Sometimes, instead of breaking into an email account, a fraudster will mimic the target’s email address. They may set up a domain that is similar to the company’s web address: for instance, .co instead of .com. This allows them to create an email address that is nearly identical to that of the target. The fraudster can then pose as the CEO or employee in order to send fraudulent instructions.

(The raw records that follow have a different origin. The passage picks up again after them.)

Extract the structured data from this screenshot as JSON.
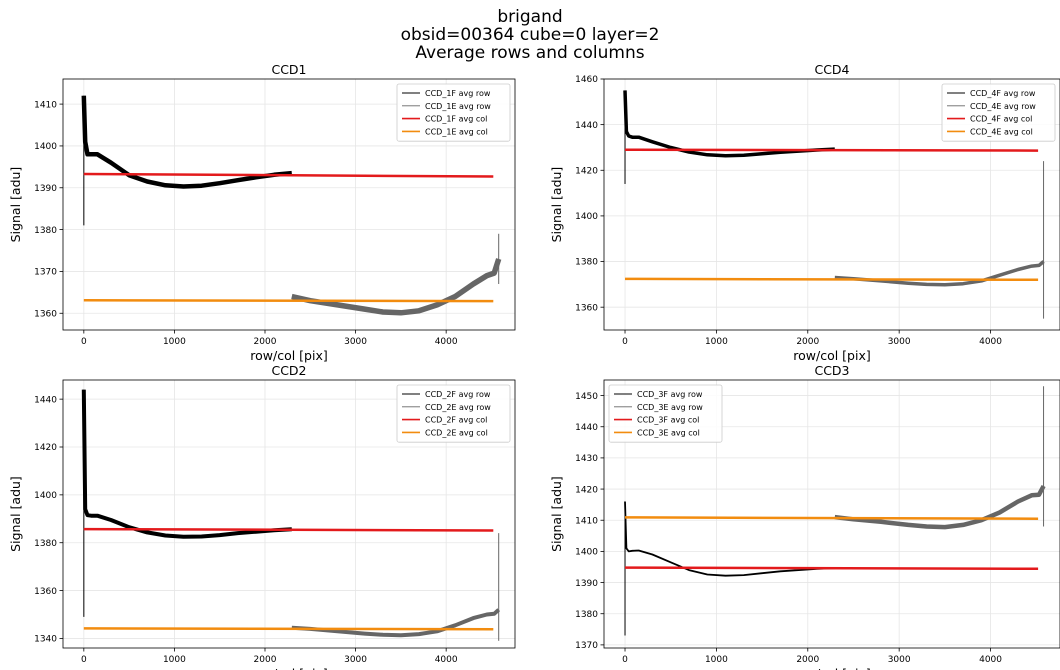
{
  "figure": {
    "title_lines": [
      "brigand",
      "obsid=00364   cube=0  layer=2",
      "Average rows and columns"
    ]
  },
  "chart_data": [
    {
      "type": "line",
      "title": "CCD1",
      "xlabel": "row/col [pix]",
      "ylabel": "Signal [adu]",
      "xlim": [
        -230,
        4760
      ],
      "ylim": [
        1356,
        1416
      ],
      "xticks": [
        0,
        1000,
        2000,
        3000,
        4000
      ],
      "yticks": [
        1360,
        1370,
        1380,
        1390,
        1400,
        1410
      ],
      "grid": true,
      "legend_position": "top-right",
      "series": [
        {
          "name": "CCD_1F avg row",
          "color": "#000000",
          "width": 4.5,
          "x": [
            0,
            15,
            40,
            80,
            150,
            300,
            500,
            700,
            900,
            1100,
            1300,
            1500,
            1700,
            1900,
            2100,
            2296
          ],
          "y": [
            1412,
            1401,
            1398,
            1398,
            1398,
            1396,
            1393,
            1391.5,
            1390.6,
            1390.3,
            1390.5,
            1391.1,
            1391.8,
            1392.5,
            1393.1,
            1393.5
          ],
          "spike": {
            "x": 0,
            "y_min": 1381,
            "y_max": 1412
          }
        },
        {
          "name": "CCD_1E avg row",
          "color": "#666666",
          "width": 5.5,
          "x": [
            2296,
            2500,
            2800,
            3100,
            3300,
            3500,
            3700,
            3900,
            4100,
            4300,
            4450,
            4530,
            4580
          ],
          "y": [
            1364,
            1363,
            1362,
            1361,
            1360.3,
            1360.1,
            1360.6,
            1362,
            1364,
            1367,
            1369,
            1369.6,
            1373
          ],
          "spike": {
            "x": 4580,
            "y_min": 1367,
            "y_max": 1379
          }
        },
        {
          "name": "CCD_1F avg col",
          "color": "#e31a1c",
          "width": 2.5,
          "x": [
            0,
            4520
          ],
          "y": [
            1393.3,
            1392.7
          ]
        },
        {
          "name": "CCD_1E avg col",
          "color": "#f28c0f",
          "width": 2.5,
          "x": [
            0,
            4520
          ],
          "y": [
            1363.1,
            1362.9
          ]
        }
      ]
    },
    {
      "type": "line",
      "title": "CCD4",
      "xlabel": "row/col [pix]",
      "ylabel": "Signal [adu]",
      "xlim": [
        -230,
        4760
      ],
      "ylim": [
        1350,
        1460
      ],
      "xticks": [
        0,
        1000,
        2000,
        3000,
        4000
      ],
      "yticks": [
        1360,
        1380,
        1400,
        1420,
        1440,
        1460
      ],
      "grid": true,
      "legend_position": "top-right",
      "series": [
        {
          "name": "CCD_4F avg row",
          "color": "#000000",
          "width": 3.5,
          "x": [
            0,
            15,
            40,
            80,
            150,
            300,
            500,
            700,
            900,
            1100,
            1300,
            1500,
            1700,
            1900,
            2100,
            2296
          ],
          "y": [
            1455,
            1437,
            1435,
            1434.5,
            1434.5,
            1432.5,
            1430,
            1428,
            1426.8,
            1426.4,
            1426.6,
            1427.2,
            1427.9,
            1428.4,
            1428.9,
            1429.3
          ],
          "spike": {
            "x": 0,
            "y_min": 1414,
            "y_max": 1455
          }
        },
        {
          "name": "CCD_4E avg row",
          "color": "#666666",
          "width": 3.5,
          "x": [
            2296,
            2500,
            2800,
            3100,
            3300,
            3500,
            3700,
            3900,
            4100,
            4300,
            4450,
            4530,
            4580
          ],
          "y": [
            1373,
            1372.5,
            1371.5,
            1370.5,
            1370,
            1369.8,
            1370.3,
            1371.5,
            1374,
            1376.5,
            1378,
            1378.3,
            1380
          ],
          "spike": {
            "x": 4580,
            "y_min": 1355,
            "y_max": 1424
          }
        },
        {
          "name": "CCD_4F avg col",
          "color": "#e31a1c",
          "width": 2.5,
          "x": [
            0,
            4520
          ],
          "y": [
            1429,
            1428.6
          ]
        },
        {
          "name": "CCD_4E avg col",
          "color": "#f28c0f",
          "width": 2.5,
          "x": [
            0,
            4520
          ],
          "y": [
            1372.4,
            1372
          ]
        }
      ]
    },
    {
      "type": "line",
      "title": "CCD2",
      "xlabel": "row/col [pix]",
      "ylabel": "Signal [adu]",
      "xlim": [
        -230,
        4760
      ],
      "ylim": [
        1336,
        1448
      ],
      "xticks": [
        0,
        1000,
        2000,
        3000,
        4000
      ],
      "yticks": [
        1340,
        1360,
        1380,
        1400,
        1420,
        1440
      ],
      "grid": true,
      "legend_position": "top-right",
      "series": [
        {
          "name": "CCD_2F avg row",
          "color": "#000000",
          "width": 4,
          "x": [
            0,
            15,
            40,
            80,
            150,
            300,
            500,
            700,
            900,
            1100,
            1300,
            1500,
            1700,
            1900,
            2100,
            2296
          ],
          "y": [
            1444,
            1394,
            1391.5,
            1391.3,
            1391.3,
            1389.5,
            1386.5,
            1384.3,
            1383,
            1382.5,
            1382.6,
            1383.2,
            1384,
            1384.6,
            1385.2,
            1385.6
          ],
          "spike": {
            "x": 0,
            "y_min": 1349,
            "y_max": 1444
          }
        },
        {
          "name": "CCD_2E avg row",
          "color": "#666666",
          "width": 4,
          "x": [
            2296,
            2500,
            2800,
            3100,
            3300,
            3500,
            3700,
            3900,
            4100,
            4300,
            4450,
            4530,
            4580
          ],
          "y": [
            1344.5,
            1344,
            1343,
            1342,
            1341.5,
            1341.3,
            1341.8,
            1343,
            1345.5,
            1348.5,
            1350,
            1350.3,
            1352
          ],
          "spike": {
            "x": 4580,
            "y_min": 1339,
            "y_max": 1384
          }
        },
        {
          "name": "CCD_2F avg col",
          "color": "#e31a1c",
          "width": 2.5,
          "x": [
            0,
            4520
          ],
          "y": [
            1385.7,
            1385.1
          ]
        },
        {
          "name": "CCD_2E avg col",
          "color": "#f28c0f",
          "width": 2.5,
          "x": [
            0,
            4520
          ],
          "y": [
            1344.2,
            1343.8
          ]
        }
      ]
    },
    {
      "type": "line",
      "title": "CCD3",
      "xlabel": "row/col [pix]",
      "ylabel": "Signal [adu]",
      "xlim": [
        -230,
        4760
      ],
      "ylim": [
        1369,
        1455
      ],
      "xticks": [
        0,
        1000,
        2000,
        3000,
        4000
      ],
      "yticks": [
        1370,
        1380,
        1390,
        1400,
        1410,
        1420,
        1430,
        1440,
        1450
      ],
      "grid": true,
      "legend_position": "top-left",
      "series": [
        {
          "name": "CCD_3F avg row",
          "color": "#000000",
          "width": 1.8,
          "x": [
            0,
            15,
            40,
            80,
            150,
            300,
            500,
            700,
            900,
            1100,
            1300,
            1500,
            1700,
            1900,
            2100,
            2296
          ],
          "y": [
            1416,
            1401,
            1400,
            1400.2,
            1400.3,
            1399,
            1396.5,
            1394,
            1392.6,
            1392.2,
            1392.4,
            1393,
            1393.6,
            1394,
            1394.4,
            1394.6
          ],
          "spike": {
            "x": 0,
            "y_min": 1373,
            "y_max": 1416
          }
        },
        {
          "name": "CCD_3E avg row",
          "color": "#666666",
          "width": 4.5,
          "x": [
            2296,
            2500,
            2800,
            3100,
            3300,
            3500,
            3700,
            3900,
            4100,
            4300,
            4450,
            4530,
            4580
          ],
          "y": [
            1411,
            1410.3,
            1409.5,
            1408.5,
            1408,
            1407.8,
            1408.5,
            1410,
            1412.5,
            1416,
            1418,
            1418.2,
            1421
          ],
          "spike": {
            "x": 4580,
            "y_min": 1408,
            "y_max": 1453
          }
        },
        {
          "name": "CCD_3F avg col",
          "color": "#e31a1c",
          "width": 2.5,
          "x": [
            0,
            4520
          ],
          "y": [
            1394.8,
            1394.4
          ]
        },
        {
          "name": "CCD_3E avg col",
          "color": "#f28c0f",
          "width": 2.5,
          "x": [
            0,
            4520
          ],
          "y": [
            1410.9,
            1410.5
          ]
        }
      ]
    }
  ]
}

To ensure their emails are convincing and effective, fraudsters often study their targets and the company. They analyze email history, corporate website data, contact lists and social media accounts to understand company processes, roles and the characteristics of their target. In CEO compromise, this can also give them a sense of the CEO’s travel schedule, and BEC attacks are often timed for when they will be out of the office. In that case, the employee is unable to verify the request with the actual CEO. Through their reconnaissance, fraudsters are also able to prey upon new employees who are not trained or experienced with transfer requests for the organization; lack of controls around money transfer requests received via email or phone, and insufficient authentication processes for initial requests.

How to Spot It

Understanding and anticipating this growing threat can help prevent significant losses. As the threat tactics continue to evolve, common BEC characteristics to be aware of may include:

  • Use of similar domain names
  • Grammatical errors
  • Vague details around what the funds will be used for
  • A sense of urgency around a request
  • References to a tragic outcome if funds are not received within a certain timeframe
  • A direct request for confirmation when the transfer is complete
  • Appeals for secrecy or confidentiality

If you suspect you have received a BEC email follow your defined response process. If your organization does not have one you should alert your manager.

Ways to Mitigate BEC Attacks

A combination of process improvement, employee training and security mitigations can help decrease the risk of becoming a target. The following controls should be considered for protecting your organization from a BEC attack:

  • Train your employees on authentication processes for approving transfer requests.
  • Never authorize or initiate wire transfers based on an email request.
  • Call the person directly to confirm a request. Do not call any contact information in the email.
  • Educate employees and train them to identify scams.
  • Verify changes to vendors’ payment location with two-factor authentication.
  • Avoid posting financial and personnel information to social media and corporate websites.
  • Register all internet domains that are nearly identical to your company’s domain.
  • Create spam detection rules that flag close variations on the corporate domain.
  • Conduct social engineering testing, including by phone and email, to test employees’ awareness of security threats.

BEC attacks are targeted, strategic and convincing, but they are not foolproof. A discerning eye and quick phone call can be all it takes to stop a BEC scam. Incorporating this emerging threat to your organization’s training on security threats can help spread awareness, advocate best practices and improve precautions against cyber theft.